Conditional logistic regression is a fixed effects model. If you're modeling the dependent variable $y$, a glm fixed effect model doesn't actually model $y$. Instead, the glm fixed effect models measure $y-mean(y)$ for a particular group. I think that this is not the case for a conditional logistic regression. The coefficients of the regression can be interpreted in the space of $y$. Is that correct?
My particular situation:
I am running a conditional logit with clogit in R, from the survival
package. Are the coefficients returned to be interpreted in the space of $y$, or in the space of something like $y-mean(y)$?

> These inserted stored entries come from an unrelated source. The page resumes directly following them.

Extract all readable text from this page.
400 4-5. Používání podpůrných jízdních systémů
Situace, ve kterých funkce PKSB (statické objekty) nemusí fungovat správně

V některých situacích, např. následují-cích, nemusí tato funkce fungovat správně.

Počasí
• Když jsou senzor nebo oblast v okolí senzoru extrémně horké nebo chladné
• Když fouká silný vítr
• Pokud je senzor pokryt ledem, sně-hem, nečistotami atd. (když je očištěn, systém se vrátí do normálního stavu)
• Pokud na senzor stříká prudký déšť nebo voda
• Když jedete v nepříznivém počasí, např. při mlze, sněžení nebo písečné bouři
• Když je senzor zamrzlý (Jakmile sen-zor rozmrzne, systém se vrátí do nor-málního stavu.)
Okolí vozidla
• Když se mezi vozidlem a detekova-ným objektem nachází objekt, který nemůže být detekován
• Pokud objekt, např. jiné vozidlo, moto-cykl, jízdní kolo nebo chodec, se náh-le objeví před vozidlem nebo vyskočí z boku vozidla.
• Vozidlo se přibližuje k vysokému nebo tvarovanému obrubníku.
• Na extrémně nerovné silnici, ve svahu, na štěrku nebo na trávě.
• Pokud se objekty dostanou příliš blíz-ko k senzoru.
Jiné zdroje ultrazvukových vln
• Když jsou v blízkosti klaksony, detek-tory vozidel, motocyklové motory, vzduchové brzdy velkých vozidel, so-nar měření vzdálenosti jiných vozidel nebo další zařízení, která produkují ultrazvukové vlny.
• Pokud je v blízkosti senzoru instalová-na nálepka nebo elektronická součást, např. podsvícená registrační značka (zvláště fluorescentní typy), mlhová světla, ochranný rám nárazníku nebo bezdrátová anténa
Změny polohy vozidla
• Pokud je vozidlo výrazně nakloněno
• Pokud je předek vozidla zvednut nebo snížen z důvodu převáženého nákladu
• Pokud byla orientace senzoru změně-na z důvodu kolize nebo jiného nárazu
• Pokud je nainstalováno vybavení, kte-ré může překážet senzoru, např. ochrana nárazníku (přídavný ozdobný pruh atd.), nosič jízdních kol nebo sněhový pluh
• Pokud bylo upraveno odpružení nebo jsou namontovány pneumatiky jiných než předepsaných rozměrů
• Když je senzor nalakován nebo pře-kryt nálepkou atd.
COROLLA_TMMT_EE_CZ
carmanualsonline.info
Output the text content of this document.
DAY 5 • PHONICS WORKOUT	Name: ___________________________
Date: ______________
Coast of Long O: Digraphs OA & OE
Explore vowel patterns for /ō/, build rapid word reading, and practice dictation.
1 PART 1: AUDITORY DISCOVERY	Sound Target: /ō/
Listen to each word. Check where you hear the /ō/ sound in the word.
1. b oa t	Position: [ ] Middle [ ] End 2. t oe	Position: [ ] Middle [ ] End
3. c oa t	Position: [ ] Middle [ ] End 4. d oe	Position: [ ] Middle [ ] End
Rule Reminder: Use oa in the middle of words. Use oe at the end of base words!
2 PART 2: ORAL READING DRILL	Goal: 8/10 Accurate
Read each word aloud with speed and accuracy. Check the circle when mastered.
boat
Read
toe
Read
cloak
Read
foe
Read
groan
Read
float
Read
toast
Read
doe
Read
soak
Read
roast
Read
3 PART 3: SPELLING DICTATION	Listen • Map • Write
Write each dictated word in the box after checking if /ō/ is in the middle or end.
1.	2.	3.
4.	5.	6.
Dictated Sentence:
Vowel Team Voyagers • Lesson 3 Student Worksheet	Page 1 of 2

Normally the difference isn't very relevant; one would interpret the coefficient roughly the same either way. However, in my case one of the independent variables is fitted as a spline. Specifically, it is a restricted cubic spline, as calculated from rcspline.eval
in the Hmisc package. clogit
produces a coefficient for each knot of the spline, and in order to interpret the overall effect of the variable one needs to reconstruct the spline from the coefficients (using rcspline.restate
). I want to make sure that I should be looking at the shape of this spline in the range of $y$ (which in my case is 0-100) or in the range of something like $y-mean(y)$ (in this case, $mean(y)$ is the same for all groups: 50). If it is the case that the space is shifted this will be particularly weird for a spline, because presumably the knots should also be shifted somehow.